With my hands together in plea. "Can you please tell me when it closes?"

He knows I haven't paid my fee. I really do not know how they all know but they know. The sympathetic stares I always get are doing me no good.

"It's tomorrow, Daisy", he announces and for a split second, I imagine my world crumbling again and the memories of last night come rushing.

I'm doomed.

"Tomorrow?" I ask to be sure I hear right. My voice is shaky. My hands are trembling.

"Yes. It closes tomorrow morning", he confirms before patting me on the back and walking away.

I almost stumble back in shock. This means I have to find a way to pay up before the day ends.

Oh, Goodness!

Before tears begin to roll down my eyes, my mind goes back to him.

The wealthy man who dropped me off a few minutes ago. The man who wants me to carry a baby for him, for a reason best known to him.

The same man who offered me a bed to sleep in last night when I thought something bad would happen to me. I thought drinking myself to stupor would give me enough confidence to approach a man for sex and ask for money in return but getting drunk did nothing good to me. I found myself sleeping in his big bed.

He didn't take advantage of me. I doubt if he also slept in the same room.

He offered to help me without me asking. 

What more do I want? Do I want to be thrown out of college after years of suffering just because I have my dignity to preserve?

What dignity when people give me sympathetic stares here and there?
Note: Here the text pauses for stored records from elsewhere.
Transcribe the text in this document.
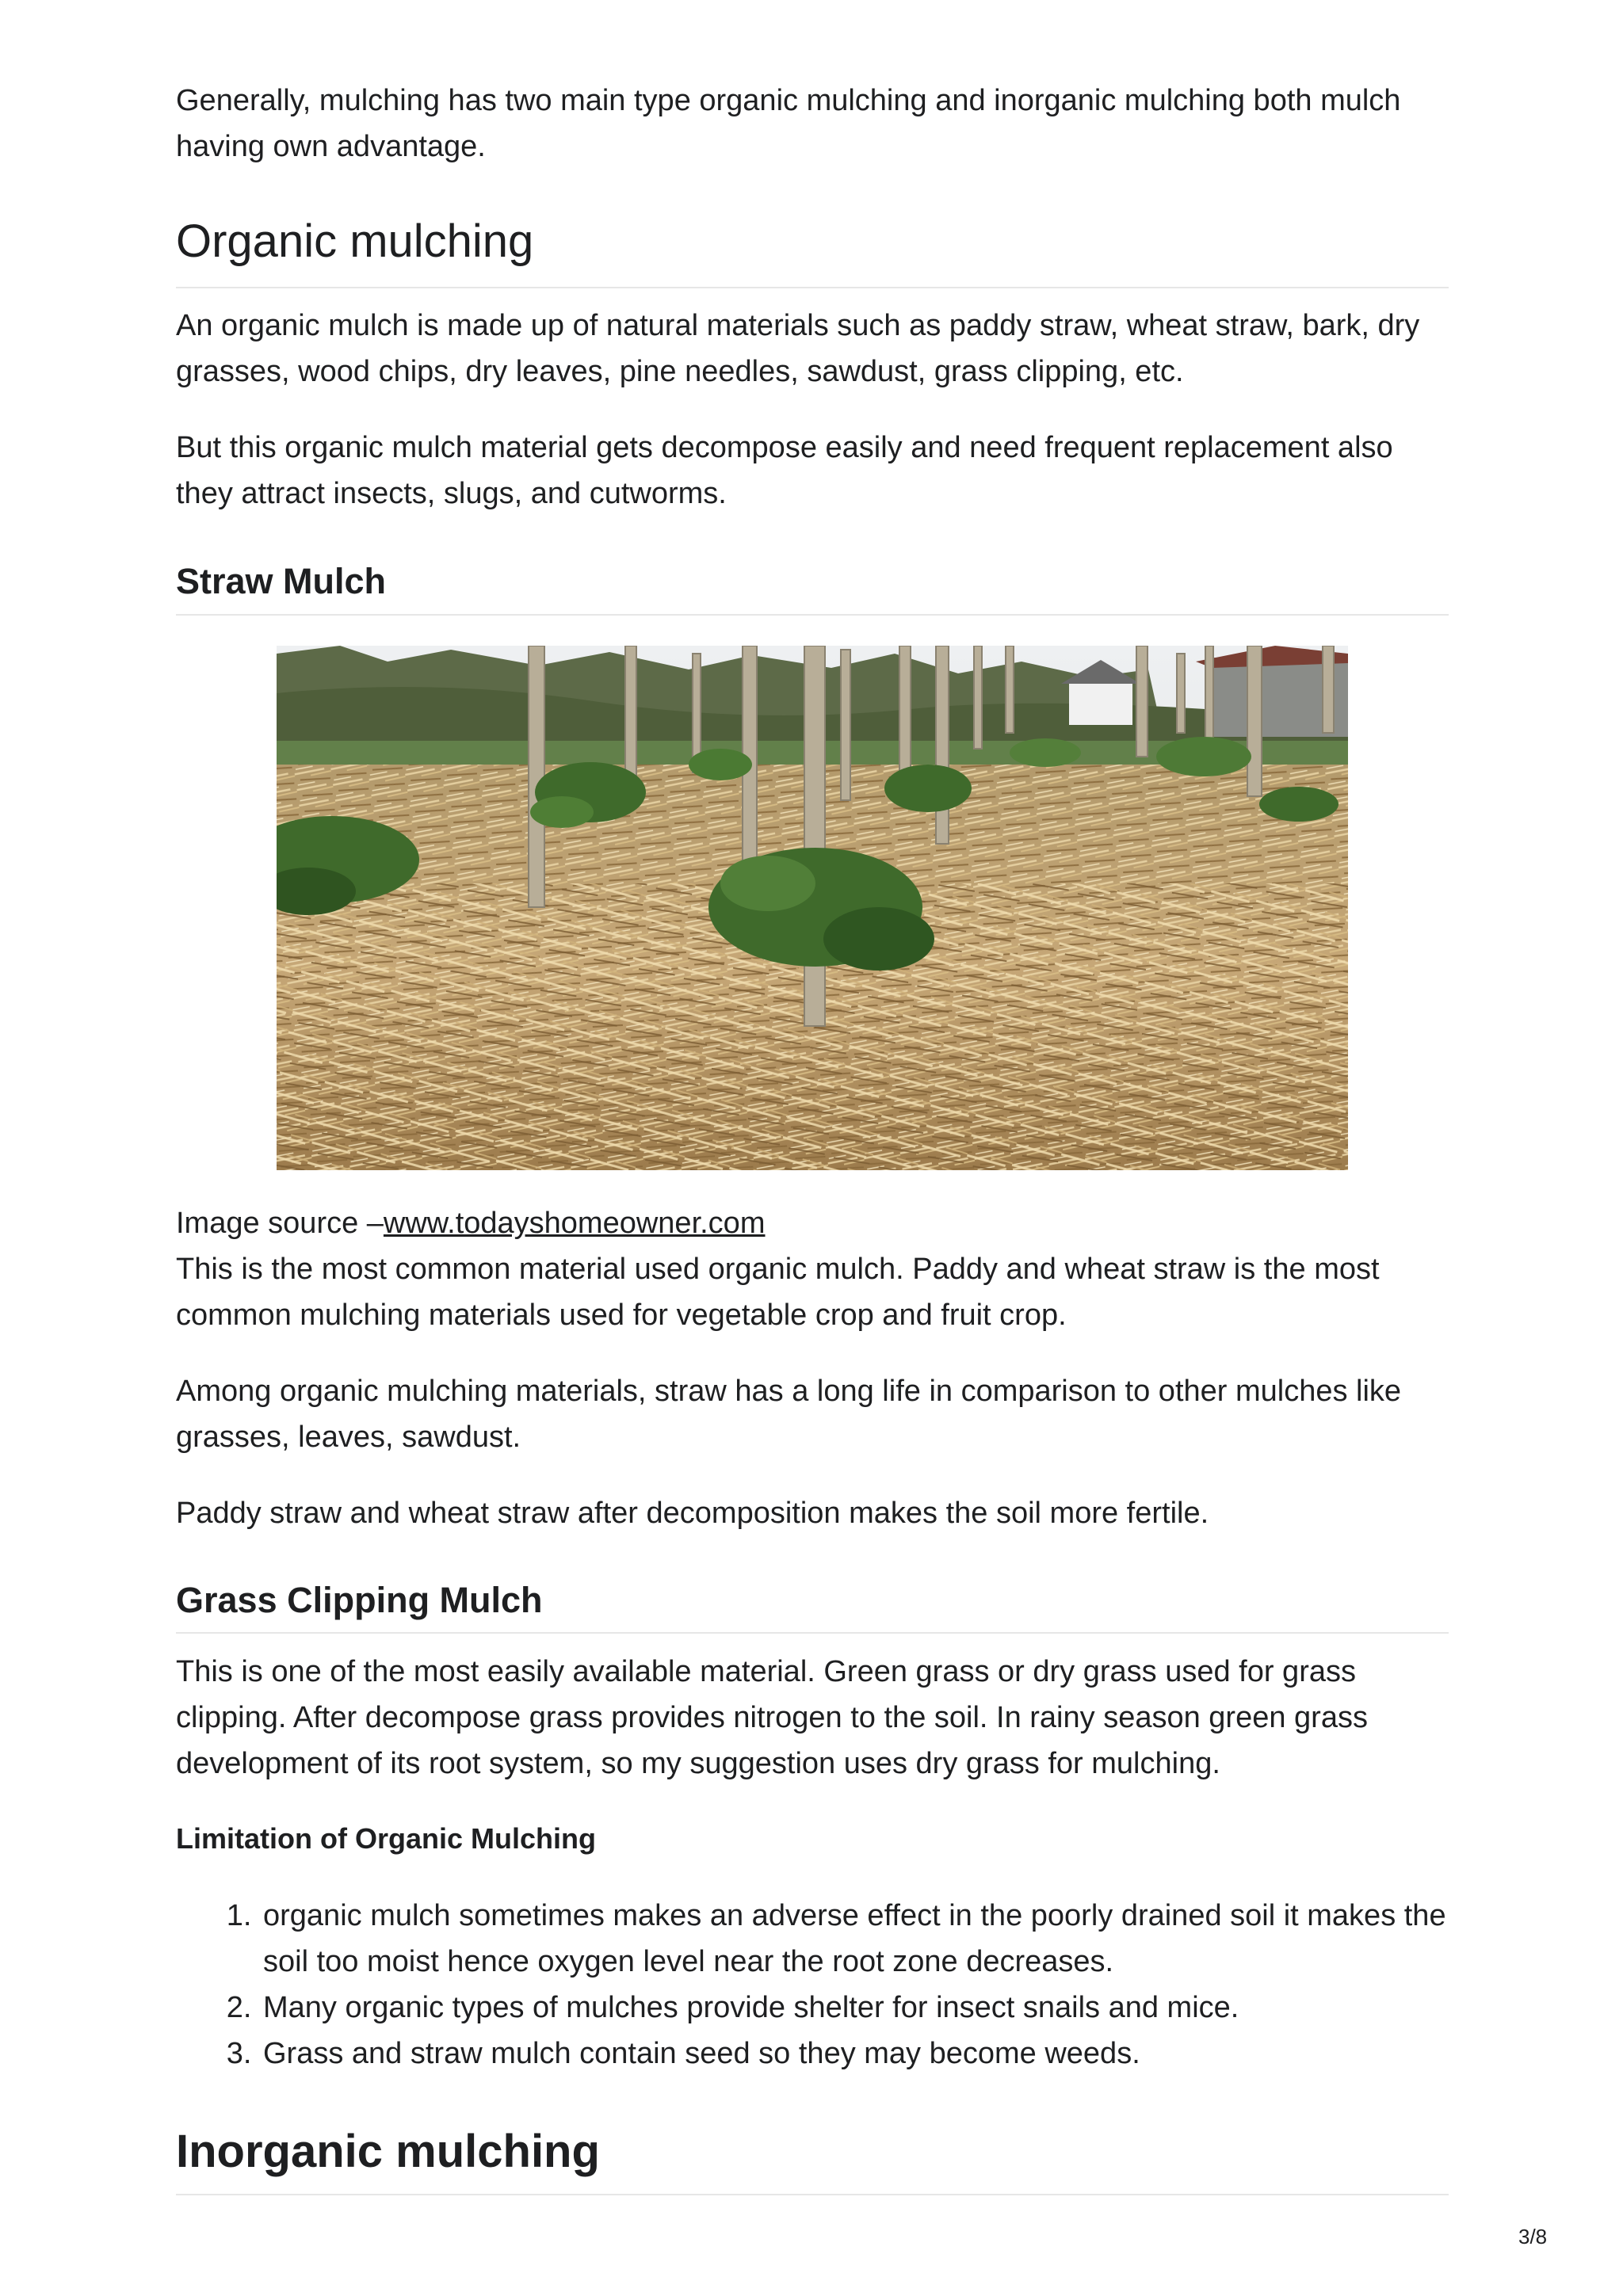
Generally, mulching has two main type organic mulching and inorganic mulching both mulch having own advantage.

Organic mulching

An organic mulch is made up of natural materials such as paddy straw, wheat straw, bark, dry grasses, wood chips, dry leaves, pine needles, sawdust, grass clipping, etc.

But this organic mulch material gets decompose easily and need frequent replacement also they attract insects, slugs, and cutworms.

Straw Mulch

Image source –www.todayshomeowner.com

This is the most common material used organic mulch. Paddy and wheat straw is the most common mulching materials used for vegetable crop and fruit crop.

Among organic mulching materials, straw has a long life in comparison to other mulches like grasses, leaves, sawdust.

Paddy straw and wheat straw after decomposition makes the soil more fertile.

Grass Clipping Mulch

This is one of the most easily available material. Green grass or dry grass used for grass clipping. After decompose grass provides nitrogen to the soil. In rainy season green grass development of its root system, so my suggestion uses dry grass for mulching.

Limitation of Organic Mulching
1. organic mulch sometimes makes an adverse effect in the poorly drained soil it makes the soil too moist hence oxygen level near the root zone decreases.
2. Many organic types of mulches provide shelter for insect snails and mice.
3. Grass and straw mulch contain seed so they may become weeds.
Inorganic mulching
3/8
What dignity when my friends jeer at me for not coming from a rich home?

Even if I give up on my studies, where do I start from? Where do I go from here? I don't even have a place to stay.

It strikes me suddenly that this is a good opportunity that I am throwing away. He wants a baby, not me. He wants us to go for surrogacy, not sex. He wants to help me, not use me.

I twirl back abruptly and find myself running towards the school gate so I can see for myself if he is still there waiting for me to come back and give him a response.

While running, my heart pounds harder than usual. I don't want to give that a thought. I don't want to figure out if it is pounding out of nervousness or out of fright.

This is what I need to do for myself. Isn't this better than becoming a prostitute like Brenda?

I run out of the school gate and glance around for the black car which dropped me off a few minutes ago but all I see is cars of different colours which belong to the students, driving into the gate.

Then, it dawns on me that I have lost yet another chance to stay in school. The wealthy man will find another woman to become his surrogate.